The Russian Defense Ministry announced Wednesday that it acquired a U.S. Tomahawk cruise missile and plans on studying it in order to improve Russia’s own weapons systems, CNBC reported this week. The U.S. Department of Defense told CNBC that Russia’s claim is “absurd.”
A Russian ministry official asserted that military officials were able to obtain an unexploded Tomahawk cruise missile along with one high accuracy air-launched missile from the U.S.-led airstrike in Syria on April 14.
Russian news agency TASS claimed that the missiles were brought to Moscow.
Col. Gen. Sergey Rudskoy, the chief of the Russian General Staff’s main operations directorate, revealed in a news briefing on Wednesday that the Russian military was already hard at working studying the missiles.

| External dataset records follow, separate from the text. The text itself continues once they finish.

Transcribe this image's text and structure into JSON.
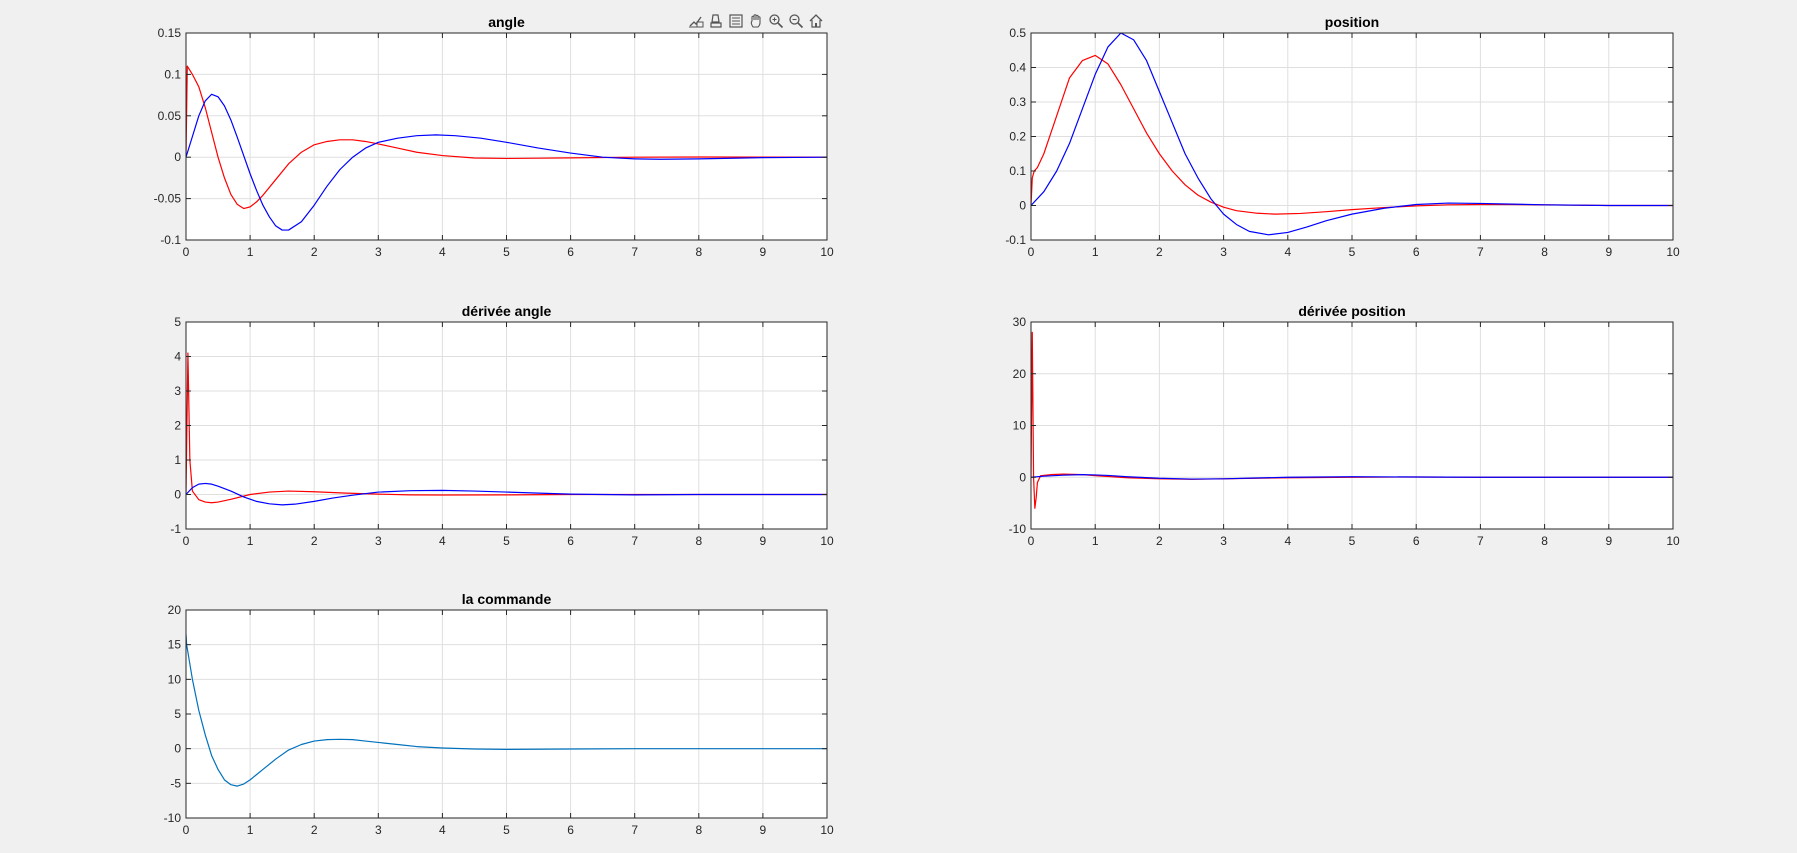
{
  "toolbar": {
    "icons": [
      "data-tips-icon",
      "brush-icon",
      "legend-icon",
      "pan-icon",
      "zoom-in-icon",
      "zoom-out-icon",
      "home-icon"
    ]
  },
  "colors": {
    "red_series": "#ff0000",
    "blue_series": "#0000ff",
    "command_series": "#0072bd",
    "grid": "#dfdfdf",
    "axes_bg": "#ffffff",
    "figure_bg": "#f0f0f0"
  },
  "chart_data": [
    {
      "id": "angle",
      "type": "line",
      "title": "angle",
      "xlabel": "",
      "ylabel": "",
      "xlim": [
        0,
        10
      ],
      "ylim": [
        -0.1,
        0.15
      ],
      "xticks": [
        0,
        1,
        2,
        3,
        4,
        5,
        6,
        7,
        8,
        9,
        10
      ],
      "yticks": [
        -0.1,
        -0.05,
        0,
        0.05,
        0.1,
        0.15
      ],
      "ytick_labels": [
        "-0.1",
        "-0.05",
        "0",
        "0.05",
        "0.1",
        "0.15"
      ],
      "grid": true,
      "series": [
        {
          "color": "#ff0000",
          "x": [
            0,
            0.02,
            0.1,
            0.2,
            0.3,
            0.4,
            0.5,
            0.6,
            0.7,
            0.8,
            0.9,
            1.0,
            1.1,
            1.2,
            1.4,
            1.6,
            1.8,
            2.0,
            2.2,
            2.4,
            2.6,
            2.8,
            3.0,
            3.3,
            3.6,
            4.0,
            4.5,
            5.0,
            5.5,
            6.0,
            7.0,
            8.0,
            9.0,
            10.0
          ],
          "y": [
            0,
            0.11,
            0.1,
            0.085,
            0.06,
            0.03,
            0.0,
            -0.025,
            -0.045,
            -0.057,
            -0.062,
            -0.06,
            -0.054,
            -0.046,
            -0.027,
            -0.008,
            0.006,
            0.015,
            0.019,
            0.021,
            0.021,
            0.019,
            0.016,
            0.011,
            0.006,
            0.002,
            -0.001,
            -0.0015,
            -0.0012,
            -0.0008,
            0.0,
            0.0002,
            0.0001,
            0.0
          ]
        },
        {
          "color": "#0000ff",
          "x": [
            0,
            0.1,
            0.2,
            0.3,
            0.4,
            0.5,
            0.6,
            0.7,
            0.8,
            0.9,
            1.0,
            1.1,
            1.2,
            1.3,
            1.4,
            1.5,
            1.6,
            1.8,
            2.0,
            2.2,
            2.4,
            2.6,
            2.8,
            3.0,
            3.3,
            3.6,
            3.9,
            4.2,
            4.6,
            5.0,
            5.5,
            6.0,
            6.5,
            7.0,
            7.4,
            8.0,
            9.0,
            10.0
          ],
          "y": [
            0,
            0.025,
            0.05,
            0.068,
            0.076,
            0.073,
            0.062,
            0.045,
            0.024,
            0.002,
            -0.02,
            -0.04,
            -0.058,
            -0.072,
            -0.083,
            -0.088,
            -0.088,
            -0.078,
            -0.058,
            -0.035,
            -0.015,
            0.0,
            0.011,
            0.018,
            0.023,
            0.026,
            0.027,
            0.026,
            0.023,
            0.018,
            0.011,
            0.005,
            0.0,
            -0.002,
            -0.0025,
            -0.002,
            -0.0005,
            0.0
          ]
        }
      ]
    },
    {
      "id": "position",
      "type": "line",
      "title": "position",
      "xlabel": "",
      "ylabel": "",
      "xlim": [
        0,
        10
      ],
      "ylim": [
        -0.1,
        0.5
      ],
      "xticks": [
        0,
        1,
        2,
        3,
        4,
        5,
        6,
        7,
        8,
        9,
        10
      ],
      "yticks": [
        -0.1,
        0,
        0.1,
        0.2,
        0.3,
        0.4,
        0.5
      ],
      "ytick_labels": [
        "-0.1",
        "0",
        "0.1",
        "0.2",
        "0.3",
        "0.4",
        "0.5"
      ],
      "grid": true,
      "series": [
        {
          "color": "#ff0000",
          "x": [
            0,
            0.02,
            0.05,
            0.1,
            0.2,
            0.4,
            0.6,
            0.8,
            1.0,
            1.2,
            1.4,
            1.6,
            1.8,
            2.0,
            2.2,
            2.4,
            2.6,
            2.8,
            3.0,
            3.2,
            3.5,
            3.8,
            4.2,
            4.6,
            5.0,
            5.5,
            6.0,
            6.5,
            7.0,
            7.5,
            8.0,
            9.0,
            10.0
          ],
          "y": [
            0,
            0.08,
            0.1,
            0.11,
            0.15,
            0.26,
            0.37,
            0.42,
            0.435,
            0.41,
            0.35,
            0.28,
            0.21,
            0.15,
            0.1,
            0.06,
            0.03,
            0.01,
            -0.005,
            -0.015,
            -0.022,
            -0.025,
            -0.023,
            -0.018,
            -0.012,
            -0.006,
            -0.001,
            0.002,
            0.003,
            0.003,
            0.002,
            0.0,
            0.0
          ]
        },
        {
          "color": "#0000ff",
          "x": [
            0,
            0.2,
            0.4,
            0.6,
            0.8,
            1.0,
            1.2,
            1.4,
            1.6,
            1.8,
            2.0,
            2.2,
            2.4,
            2.6,
            2.8,
            3.0,
            3.2,
            3.4,
            3.7,
            4.0,
            4.3,
            4.6,
            5.0,
            5.5,
            6.0,
            6.5,
            7.0,
            7.5,
            8.0,
            9.0,
            10.0
          ],
          "y": [
            0,
            0.04,
            0.1,
            0.18,
            0.28,
            0.38,
            0.46,
            0.5,
            0.48,
            0.42,
            0.33,
            0.24,
            0.15,
            0.08,
            0.02,
            -0.025,
            -0.055,
            -0.075,
            -0.085,
            -0.078,
            -0.062,
            -0.044,
            -0.025,
            -0.008,
            0.003,
            0.007,
            0.006,
            0.004,
            0.002,
            0.0,
            0.0
          ]
        }
      ]
    },
    {
      "id": "angle-derivative",
      "type": "line",
      "title": "dérivée angle",
      "xlabel": "",
      "ylabel": "",
      "xlim": [
        0,
        10
      ],
      "ylim": [
        -1,
        5
      ],
      "xticks": [
        0,
        1,
        2,
        3,
        4,
        5,
        6,
        7,
        8,
        9,
        10
      ],
      "yticks": [
        -1,
        0,
        1,
        2,
        3,
        4,
        5
      ],
      "ytick_labels": [
        "-1",
        "0",
        "1",
        "2",
        "3",
        "4",
        "5"
      ],
      "grid": true,
      "series": [
        {
          "color": "#ff0000",
          "x": [
            0,
            0.03,
            0.06,
            0.1,
            0.2,
            0.3,
            0.4,
            0.5,
            0.7,
            1.0,
            1.3,
            1.6,
            2.0,
            2.5,
            3.0,
            3.5,
            4.0,
            5.0,
            6.0,
            8.0,
            10.0
          ],
          "y": [
            0,
            4.1,
            1.0,
            0.1,
            -0.15,
            -0.22,
            -0.24,
            -0.22,
            -0.14,
            0.0,
            0.07,
            0.1,
            0.08,
            0.04,
            0.01,
            -0.01,
            -0.015,
            -0.01,
            0.0,
            0.0,
            0.0
          ]
        },
        {
          "color": "#0000ff",
          "x": [
            0,
            0.1,
            0.2,
            0.3,
            0.4,
            0.5,
            0.7,
            0.9,
            1.1,
            1.3,
            1.5,
            1.7,
            2.0,
            2.3,
            2.6,
            3.0,
            3.5,
            4.0,
            4.5,
            5.0,
            5.5,
            6.0,
            7.0,
            8.0,
            10.0
          ],
          "y": [
            0,
            0.2,
            0.3,
            0.32,
            0.3,
            0.24,
            0.1,
            -0.07,
            -0.2,
            -0.27,
            -0.3,
            -0.28,
            -0.2,
            -0.1,
            -0.02,
            0.07,
            0.11,
            0.12,
            0.1,
            0.07,
            0.04,
            0.01,
            -0.01,
            0.0,
            0.0
          ]
        }
      ]
    },
    {
      "id": "position-derivative",
      "type": "line",
      "title": "dérivée position",
      "xlabel": "",
      "ylabel": "",
      "xlim": [
        0,
        10
      ],
      "ylim": [
        -10,
        30
      ],
      "xticks": [
        0,
        1,
        2,
        3,
        4,
        5,
        6,
        7,
        8,
        9,
        10
      ],
      "yticks": [
        -10,
        0,
        10,
        20,
        30
      ],
      "ytick_labels": [
        "-10",
        "0",
        "10",
        "20",
        "30"
      ],
      "grid": true,
      "series": [
        {
          "color": "#ff0000",
          "x": [
            0,
            0.02,
            0.04,
            0.06,
            0.08,
            0.1,
            0.15,
            0.3,
            0.5,
            0.8,
            1.0,
            1.5,
            2.0,
            2.5,
            3.0,
            4.0,
            5.0,
            6.0,
            7.0,
            8.0,
            10.0
          ],
          "y": [
            0,
            28,
            0,
            -6,
            -4,
            -1,
            0.3,
            0.5,
            0.6,
            0.5,
            0.3,
            -0.1,
            -0.3,
            -0.4,
            -0.3,
            -0.1,
            0.0,
            0.05,
            0.0,
            0.0,
            0.0
          ]
        },
        {
          "color": "#0000ff",
          "x": [
            0,
            0.2,
            0.5,
            0.8,
            1.0,
            1.2,
            1.5,
            2.0,
            2.5,
            3.0,
            3.5,
            4.0,
            5.0,
            6.0,
            7.0,
            8.0,
            10.0
          ],
          "y": [
            0,
            0.2,
            0.4,
            0.5,
            0.45,
            0.35,
            0.1,
            -0.2,
            -0.35,
            -0.3,
            -0.15,
            0.0,
            0.1,
            0.05,
            0.0,
            0.0,
            0.0
          ]
        }
      ]
    },
    {
      "id": "command",
      "type": "line",
      "title": "la commande",
      "xlabel": "",
      "ylabel": "",
      "xlim": [
        0,
        10
      ],
      "ylim": [
        -10,
        20
      ],
      "xticks": [
        0,
        1,
        2,
        3,
        4,
        5,
        6,
        7,
        8,
        9,
        10
      ],
      "yticks": [
        -10,
        -5,
        0,
        5,
        10,
        15,
        20
      ],
      "ytick_labels": [
        "-10",
        "-5",
        "0",
        "5",
        "10",
        "15",
        "20"
      ],
      "grid": true,
      "series": [
        {
          "color": "#0072bd",
          "x": [
            0,
            0.01,
            0.1,
            0.2,
            0.3,
            0.4,
            0.5,
            0.6,
            0.7,
            0.8,
            0.9,
            1.0,
            1.2,
            1.4,
            1.6,
            1.8,
            2.0,
            2.2,
            2.4,
            2.6,
            2.8,
            3.0,
            3.3,
            3.6,
            4.0,
            4.5,
            5.0,
            6.0,
            7.0,
            8.0,
            10.0
          ],
          "y": [
            16.5,
            15,
            10,
            5.5,
            2,
            -1,
            -3,
            -4.5,
            -5.2,
            -5.4,
            -5.1,
            -4.5,
            -3,
            -1.5,
            -0.2,
            0.6,
            1.1,
            1.3,
            1.35,
            1.3,
            1.1,
            0.9,
            0.6,
            0.3,
            0.1,
            -0.05,
            -0.1,
            -0.05,
            0.0,
            0.0,
            0.0
          ]
        }
      ]
    }
  ]
}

“Some of the missiles failed to reach the designated targets apparently due to technical failures, which created the risk of destroying civilian facilities and causing civilian casualties,” Rudskoy said.

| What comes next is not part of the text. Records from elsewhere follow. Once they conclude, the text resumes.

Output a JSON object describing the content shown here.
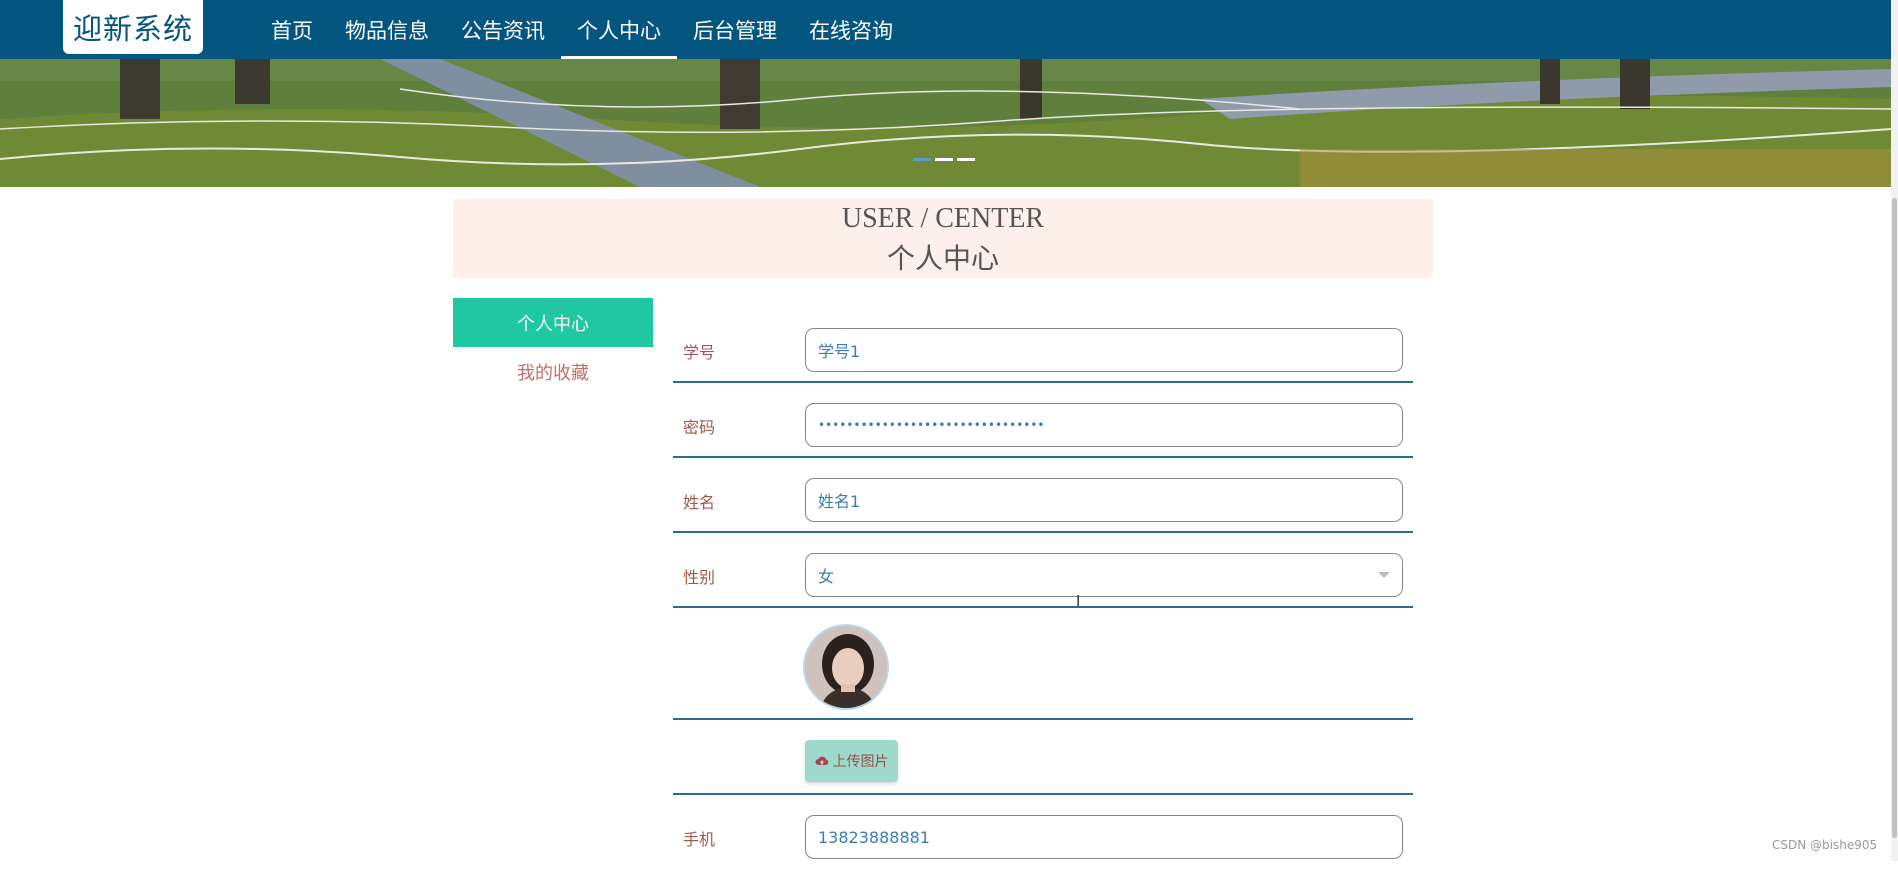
{
  "header": {
    "logo": "迎新系统",
    "nav": [
      {
        "label": "首页",
        "active": false
      },
      {
        "label": "物品信息",
        "active": false
      },
      {
        "label": "公告资讯",
        "active": false
      },
      {
        "label": "个人中心",
        "active": true
      },
      {
        "label": "后台管理",
        "active": false
      },
      {
        "label": "在线咨询",
        "active": false
      }
    ]
  },
  "banner": {
    "slides": 3,
    "active_slide": 1
  },
  "page_title": {
    "en": "USER / CENTER",
    "cn": "个人中心"
  },
  "sidebar": {
    "items": [
      {
        "label": "个人中心",
        "active": true
      },
      {
        "label": "我的收藏",
        "active": false
      }
    ]
  },
  "form": {
    "student_id": {
      "label": "学号",
      "value": "学号1"
    },
    "password": {
      "label": "密码",
      "value": "••••••••••••••••••••••••••••••••"
    },
    "name": {
      "label": "姓名",
      "value": "姓名1"
    },
    "gender": {
      "label": "性别",
      "value": "女"
    },
    "upload_label": "上传图片",
    "phone": {
      "label": "手机",
      "value": "13823888881"
    }
  },
  "watermark": "CSDN @bishe905",
  "colors": {
    "topbar": "#04557f",
    "accent": "#1fc8a0",
    "title_bg": "#fdefe9",
    "label": "#a0584f",
    "value": "#3b7db6"
  }
}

“Two of them, a cruise missile Tomahawk and a high-accuracy air-launched missile, have been brought to Moscow,” he said, adding that Russian specialists were studying them. “The results of this work will be used to improve Russian weapon systems.”

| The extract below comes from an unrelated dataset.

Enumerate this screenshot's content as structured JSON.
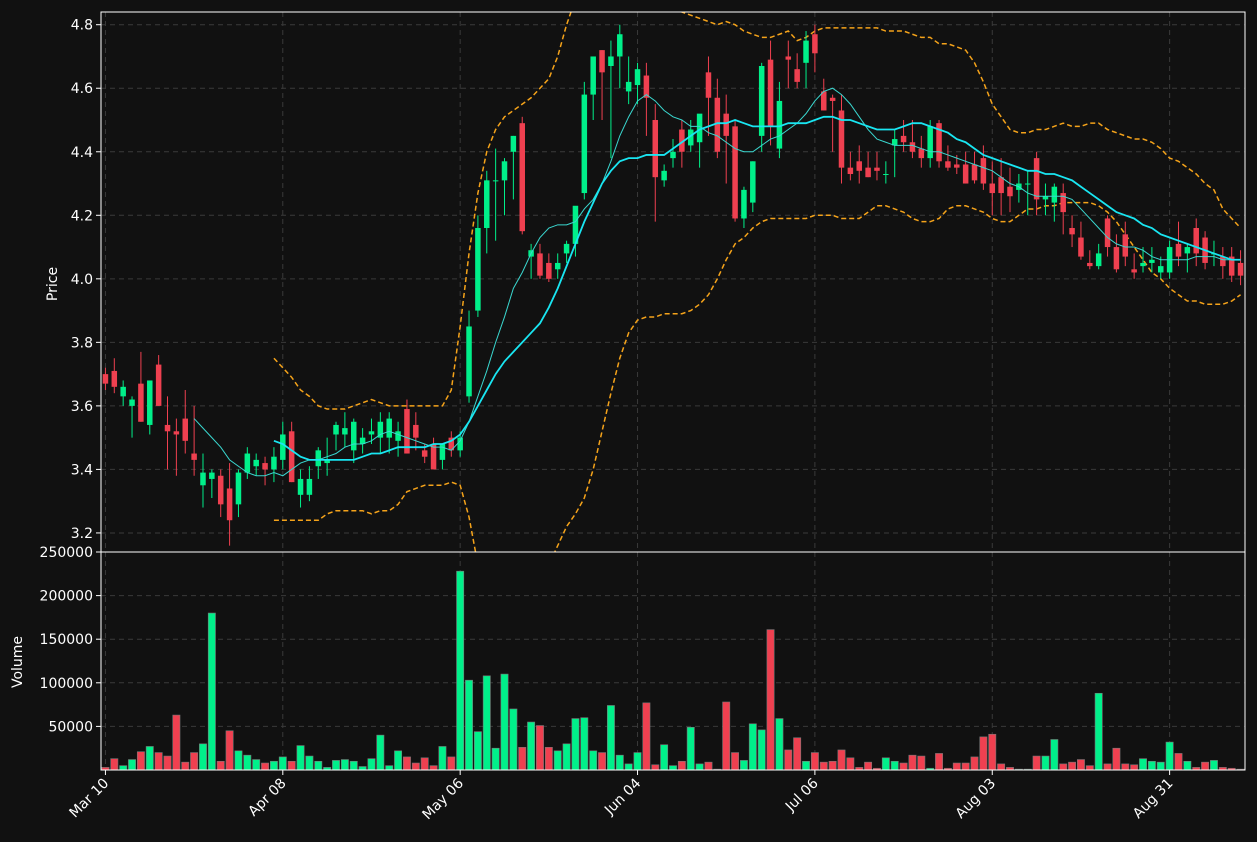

However, Pentagon spokesman Eric Pahon was quick to dismiss Russia’s claims. Pahon stated that it was an attempt to distract people from Russia’s alliance with Syrian President Bashar Assad’s regime.
“This is another example of the Russian disinformation campaign to distract attention from their moral complicity to the Assad Regime’s atrocities and the civilian carnage in western Syria,” Pahon said.
“The claims… regarding our target selection are absurd, as is the rest of the (TASS) article. On the Tomahawk, we have seen no proof, other than statements made to Russian state-owned media, that their claims are true. This is likely another smoke screen of propaganda to distract from the real issue at hand — the murder of innocent civilians by a murderous regime propped up by Russian backing,” he added.
Tomahawk missiles are “modern, mature, powerful” and can “can circle for hours, shift course instantly on command and beam a picture of its target to controllers halfway around the world before striking with pinpoint accuracy,” according to manufacturer Raytheon.
U.S. and allied militaries have deployed the missiles more than 2,000 times in combat “to conduct precise strikes on high-value targets with minimal collateral damage.” Their use was confirmed in the April 14 strike by the Defense Department.
Vladimir Putin has already boasted his country’s military capabilities on multiple occasions this year and it is unclear what more Russia might gain from studying the missiles.
Putin unveiled state-of-the-art defense systems and mock missile demonstrations in a speech to his country after his re-election in early March, and the country continues to conduct more military tests on a regular basis.